The MUP is one of five ethnic political parties, including the Kayah State Democratic Party,  formed by the merging of smaller parties that did not prosper in 2015. This clearly helped on election day. Mon activists and monks, who are influential in the community and strongly supported the creation of the MUP, encouraged people to “vote for the Mon party”, without fear that the ethnic vote would be split or appear to be wasted.

Although only 17 percent of MUP candidates were women, it is also important to recognise the role played by the party’s women supporters.

 Like in 2015, many ethnic nationality citizens voted for the NLD, possibly out of antipathy towards the Tatmadaw and to keep out the military-aligned Union Solidarity and Development Party. However, given the relative cohesion in Mon politics in recent years and the prospect of success by the MUP, this may have been less of a concern for Mon voters.

Mon sources say the NLD won in some Mon areas because of frequent propaganda that ethnic parties will never win enough votes to form and lead government and will only work for Mon people. To counter this, the MUP had clear campaign messages of their own. They included support for Mon language education, strong opposition to drug trafficking and use, and a commitment to ethnic self-determination and federalism, as well as equality and peace. Concerns close to home included the need to provide citizenship cards to Mon living in areas under the control of the New Mon State Party, an ethnic armed organisation signatory to the Nationwide Ceasefire Agreement.

It is unclear to what extent non-competition pacts contributed to the MUP’s success. In some areas the MUP agreed with Karen, Pa-O and Dawei parties not to compete in the same constituencies, but it is uncertain whether many non-Mon voters would have followed advice from allied ethnic parties to vote for the MUP in constituencies where the other parties were not running.

Another important factor may have been the relatively successful Mon minority presence in the USDP-led Mon State government between 2011 and 2016. The two AMDP ministers in the state government won praise for promoting legislation that enabled mother-tongue education in some Mon areas, a move that received government and international support.

The New Mon State Party’s unequivocal endorsement of the MUP also contributed significantly to the party’s success. Some MUP leaders are former members of the NMSP and the two groups share similar policies, including demands for a federal political settlement of the country’s long-standing conflicts.

Some of the strategies that won seats for the MUP can be more easily replicated than others.

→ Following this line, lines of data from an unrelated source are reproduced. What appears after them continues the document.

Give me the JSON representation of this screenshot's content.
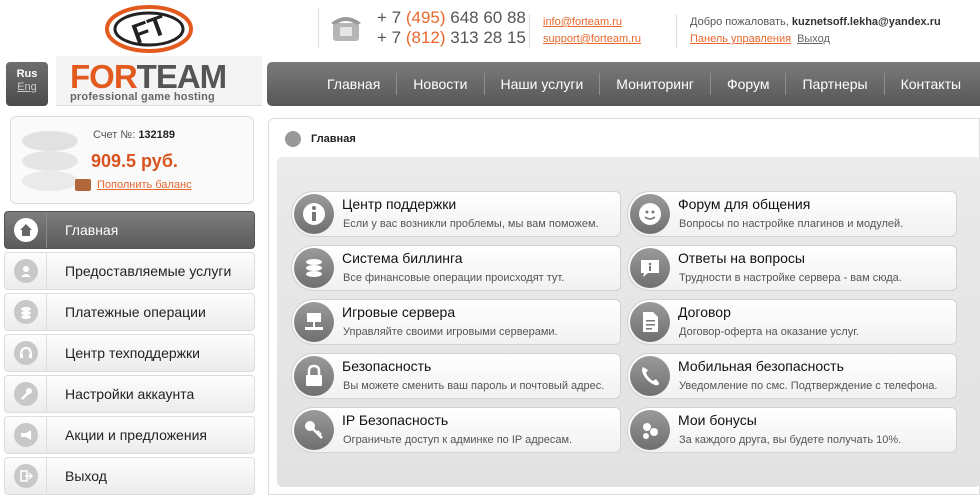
{
  "header": {
    "logo_letters": "FT",
    "phones": [
      {
        "prefix": "+ 7 ",
        "code": "(495)",
        "number": " 648 60 88"
      },
      {
        "prefix": "+ 7 ",
        "code": "(812)",
        "number": " 313 28 15"
      }
    ],
    "emails": [
      "info@forteam.ru",
      "support@forteam.ru"
    ],
    "welcome_text": "Добро пожаловать, ",
    "user_email": "kuznetsoff.lekha@yandex.ru",
    "control_panel": "Панель управления",
    "logout": "Выход"
  },
  "lang": {
    "current": "Rus",
    "other": "Eng"
  },
  "brand": {
    "for": "FOR",
    "team": "TEAM",
    "tagline": "professional game hosting"
  },
  "topnav": [
    "Главная",
    "Новости",
    "Наши услуги",
    "Мониторинг",
    "Форум",
    "Партнеры",
    "Контакты"
  ],
  "balance": {
    "account_label": "Счет №: ",
    "account_number": "132189",
    "amount": "909.5 руб.",
    "topup": "Пополнить баланс"
  },
  "sidenav": [
    {
      "label": "Главная",
      "icon": "home-icon",
      "active": true
    },
    {
      "label": "Предоставляемые услуги",
      "icon": "user-icon"
    },
    {
      "label": "Платежные операции",
      "icon": "coins-icon"
    },
    {
      "label": "Центр техподдержки",
      "icon": "headset-icon"
    },
    {
      "label": "Настройки аккаунта",
      "icon": "wrench-icon"
    },
    {
      "label": "Акции и предложения",
      "icon": "megaphone-icon"
    },
    {
      "label": "Выход",
      "icon": "exit-icon"
    }
  ],
  "main": {
    "breadcrumb": "Главная",
    "cards": [
      {
        "title": "Центр поддержки",
        "desc": "Если у вас возникли проблемы, мы вам поможем.",
        "icon": "info-icon"
      },
      {
        "title": "Форум для общения",
        "desc": "Вопросы по настройке плагинов и модулей.",
        "icon": "chat-icon"
      },
      {
        "title": "Система биллинга",
        "desc": "Все финансовые операции происходят тут.",
        "icon": "database-icon"
      },
      {
        "title": "Ответы на вопросы",
        "desc": "Трудности в настройке сервера - вам сюда.",
        "icon": "faq-icon"
      },
      {
        "title": "Игровые сервера",
        "desc": "Управляйте своими игровыми серверами.",
        "icon": "server-icon"
      },
      {
        "title": "Договор",
        "desc": "Договор-оферта на оказание услуг.",
        "icon": "document-icon"
      },
      {
        "title": "Безопасность",
        "desc": "Вы можете сменить ваш пароль и почтовый адрес.",
        "icon": "lock-icon"
      },
      {
        "title": "Мобильная безопасность",
        "desc": "Уведомление по смс. Подтверждение с телефона.",
        "icon": "phone-icon"
      },
      {
        "title": "IP Безопасность",
        "desc": "Ограничьте доступ к админке по IP адресам.",
        "icon": "key-icon"
      },
      {
        "title": "Мои бонусы",
        "desc": "За каждого друга, вы будете получать 10%.",
        "icon": "bonus-icon"
      }
    ]
  }
}
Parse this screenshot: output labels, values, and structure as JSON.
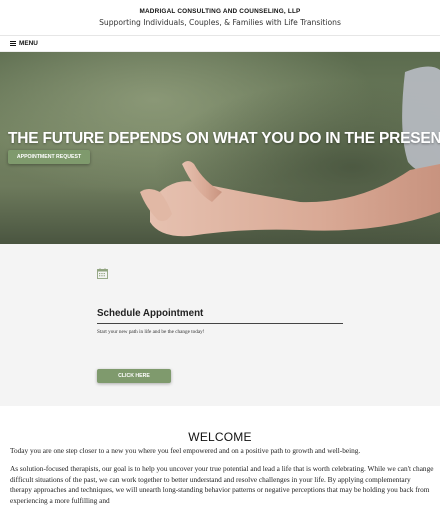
{
  "header": {
    "brand_name": "MADRIGAL CONSULTING AND COUNSELING, LLP",
    "tagline": "Supporting Individuals, Couples, & Families with Life Transitions"
  },
  "nav": {
    "menu_icon": "hamburger-icon",
    "menu_label": "MENU"
  },
  "hero": {
    "heading": "THE FUTURE DEPENDS ON WHAT YOU DO IN THE PRESENT",
    "button_label": "APPOINTMENT REQUEST"
  },
  "schedule": {
    "icon": "calendar-icon",
    "title": "Schedule Appointment",
    "text": "Start your new path in life and be the change today!",
    "button_label": "CLICK HERE"
  },
  "welcome": {
    "title": "WELCOME",
    "paragraph1": "Today you are one step closer to a new you where you feel empowered and on a positive path to growth and well-being.",
    "paragraph2": "As solution-focused therapists, our goal is to help you uncover your true potential and lead a life that is worth celebrating. While we can't change difficult situations of the past, we can work together to better understand and resolve challenges in your life. By applying complementary therapy approaches and techniques, we will unearth long-standing behavior patterns or negative perceptions that may be holding you back from experiencing a more fulfilling and"
  },
  "colors": {
    "accent": "#7f9a6d",
    "section_bg": "#f4f4f4"
  }
}
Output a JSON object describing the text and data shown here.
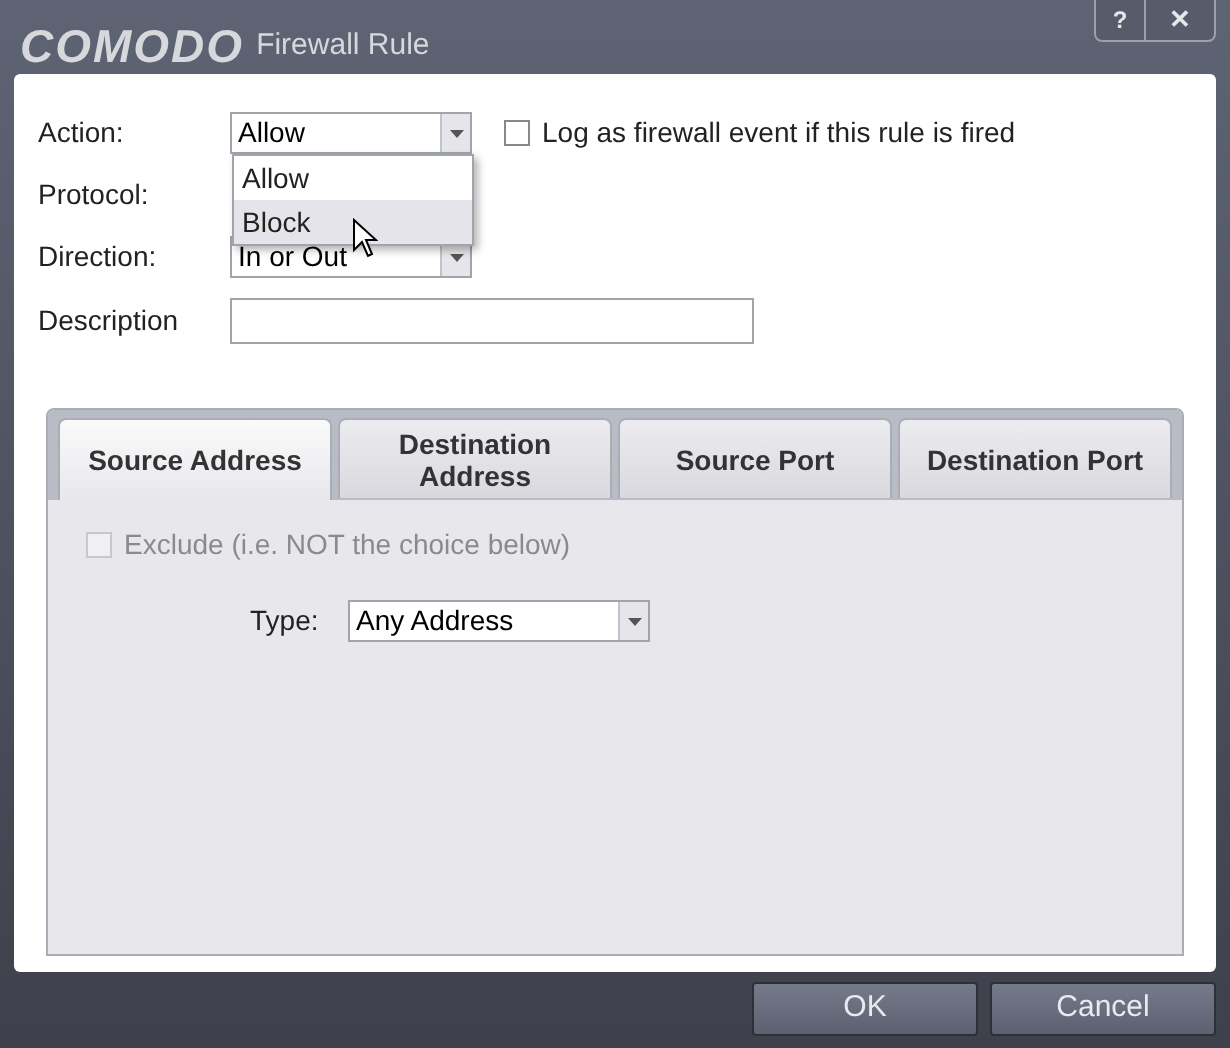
{
  "window": {
    "logo": "COMODO",
    "title": "Firewall Rule",
    "help": "?",
    "close": "✕"
  },
  "form": {
    "action": {
      "label": "Action:",
      "value": "Allow"
    },
    "log_checkbox": {
      "label": "Log as firewall event if this rule is fired",
      "checked": false
    },
    "protocol": {
      "label": "Protocol:"
    },
    "direction": {
      "label": "Direction:",
      "value": "In or Out"
    },
    "description": {
      "label": "Description"
    }
  },
  "action_dropdown": {
    "options": [
      {
        "label": "Allow",
        "selected": false
      },
      {
        "label": "Block",
        "selected": true
      }
    ]
  },
  "tabs": [
    {
      "label": "Source Address",
      "selected": true
    },
    {
      "label": "Destination Address",
      "selected": false
    },
    {
      "label": "Source Port",
      "selected": false
    },
    {
      "label": "Destination Port",
      "selected": false
    }
  ],
  "tab_content": {
    "exclude": {
      "label": "Exclude (i.e. NOT the choice below)",
      "checked": false,
      "disabled": true
    },
    "type": {
      "label": "Type:",
      "value": "Any Address"
    }
  },
  "buttons": [
    "OK",
    "Cancel"
  ]
}
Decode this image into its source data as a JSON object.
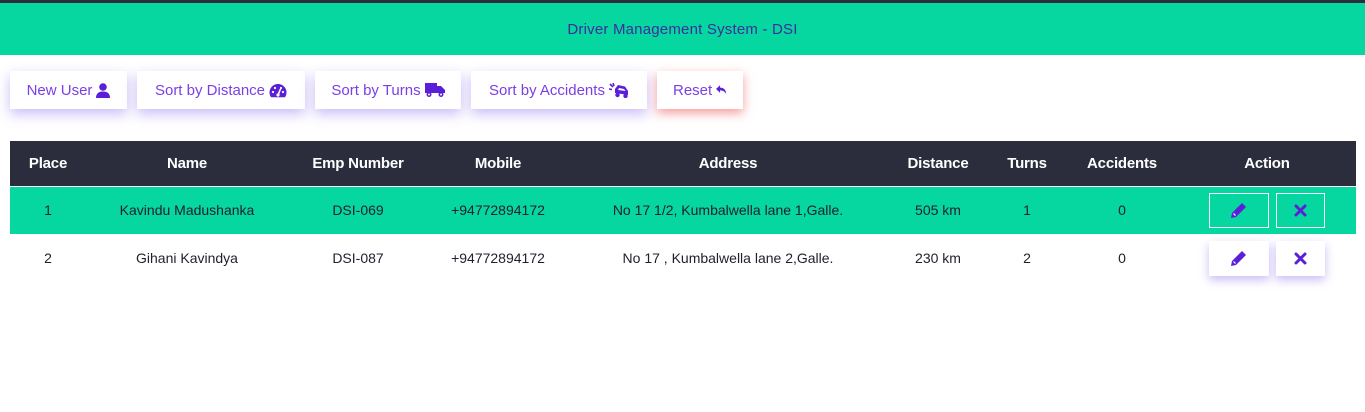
{
  "header": {
    "title": "Driver Management System - DSI"
  },
  "toolbar": {
    "new_user": "New User",
    "sort_distance": "Sort by Distance",
    "sort_turns": "Sort by Turns",
    "sort_accidents": "Sort by Accidents",
    "reset": "Reset"
  },
  "table": {
    "columns": [
      "Place",
      "Name",
      "Emp Number",
      "Mobile",
      "Address",
      "Distance",
      "Turns",
      "Accidents",
      "Action"
    ],
    "rows": [
      {
        "place": "1",
        "name": "Kavindu Madushanka",
        "emp": "DSI-069",
        "mobile": "+94772894172",
        "address": "No 17 1/2, Kumbalwella lane 1,Galle.",
        "distance": "505 km",
        "turns": "1",
        "accidents": "0"
      },
      {
        "place": "2",
        "name": "Gihani Kavindya",
        "emp": "DSI-087",
        "mobile": "+94772894172",
        "address": "No 17 , Kumbalwella lane 2,Galle.",
        "distance": "230 km",
        "turns": "2",
        "accidents": "0"
      }
    ]
  },
  "icons": {
    "new_user": "user-icon",
    "sort_distance": "tachometer-icon",
    "sort_turns": "truck-icon",
    "sort_accidents": "car-crash-icon",
    "reset": "undo-icon",
    "edit": "pencil-icon",
    "delete": "close-icon"
  },
  "colors": {
    "accent_green": "#06d6a0",
    "header_dark": "#2b2d3c",
    "button_text": "#7b3fe4",
    "icon_purple": "#5a1fd6",
    "reset_glow": "#ef4747"
  }
}
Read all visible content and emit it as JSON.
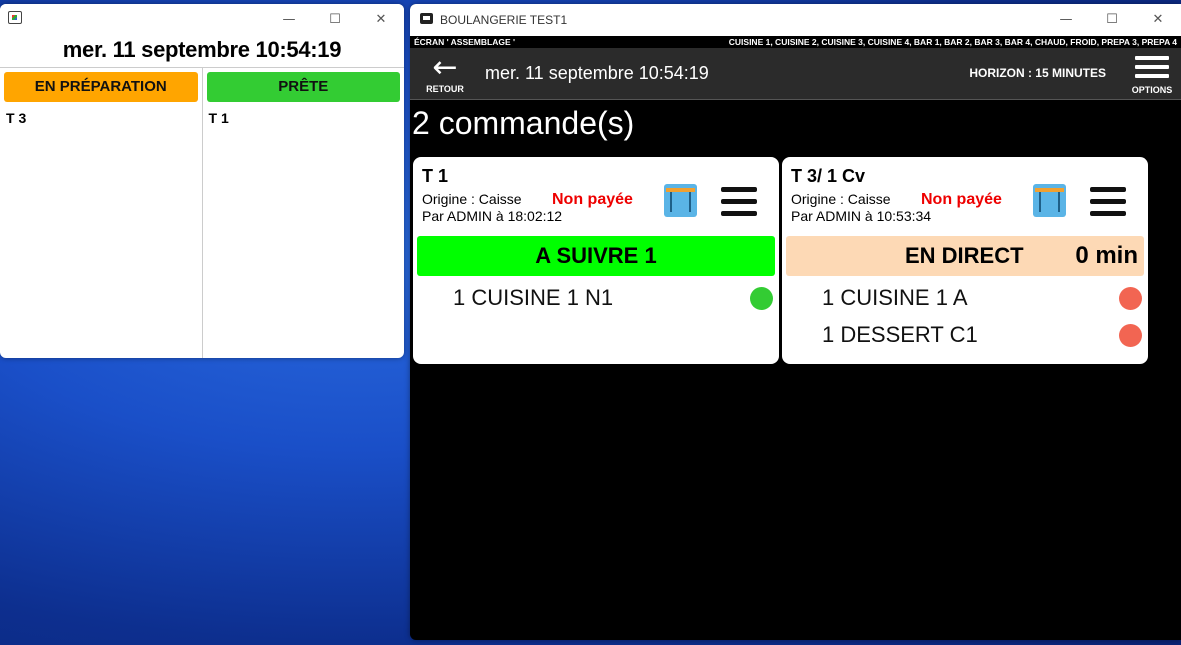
{
  "left_window": {
    "clock": "mer. 11 septembre 10:54:19",
    "columns": [
      {
        "header": "EN PRÉPARATION",
        "color": "#FFA500",
        "items": [
          "T 3"
        ]
      },
      {
        "header": "PRÊTE",
        "color": "#33CC33",
        "items": [
          "T 1"
        ]
      }
    ],
    "controls": {
      "minimize": "—",
      "maximize": "☐",
      "close": "✕"
    }
  },
  "right_window": {
    "title": "BOULANGERIE TEST1",
    "screen_label": "ÉCRAN ' ASSEMBLAGE '",
    "stations": "CUISINE 1, CUISINE 2, CUISINE 3, CUISINE 4, BAR 1, BAR 2, BAR 3, BAR 4, CHAUD, FROID, PREPA 3, PREPA 4",
    "back_label": "RETOUR",
    "clock": "mer. 11 septembre 10:54:19",
    "horizon": "HORIZON : 15 MINUTES",
    "options_label": "OPTIONS",
    "count_text": "2 commande(s)",
    "controls": {
      "minimize": "—",
      "maximize": "☐",
      "close": "✕"
    }
  },
  "orders": [
    {
      "table": "T 1",
      "origin": "Origine : Caisse",
      "by": "Par ADMIN à 18:02:12",
      "payment": "Non payée",
      "status": "A SUIVRE 1",
      "status_color": "#00FF00",
      "timer": "",
      "lines": [
        {
          "text": "1 CUISINE 1  N1",
          "dot_color": "#33CC33"
        }
      ]
    },
    {
      "table": "T 3/ 1 Cv",
      "origin": "Origine : Caisse",
      "by": "Par ADMIN à 10:53:34",
      "payment": "Non payée",
      "status": "EN DIRECT",
      "status_color": "#FDD9B5",
      "timer": "0 min",
      "lines": [
        {
          "text": "1 CUISINE 1 A",
          "dot_color": "#F26552"
        },
        {
          "text": "1 DESSERT C1",
          "dot_color": "#F26552"
        }
      ]
    }
  ]
}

A key lesson for ethnic parties who plan to contest the 2025 election is the importance of sound tactics, including targeted messages to voters that are prepared in advance and based on research, and effective coalitions with community leaders, as well as parties from other communities, to deliver maximum votes.

It is equally clear that, despite the NLD’s landslide victory, many ethnic voters feel cheated, and that the NLD still does not represent large sections of Myanmar society.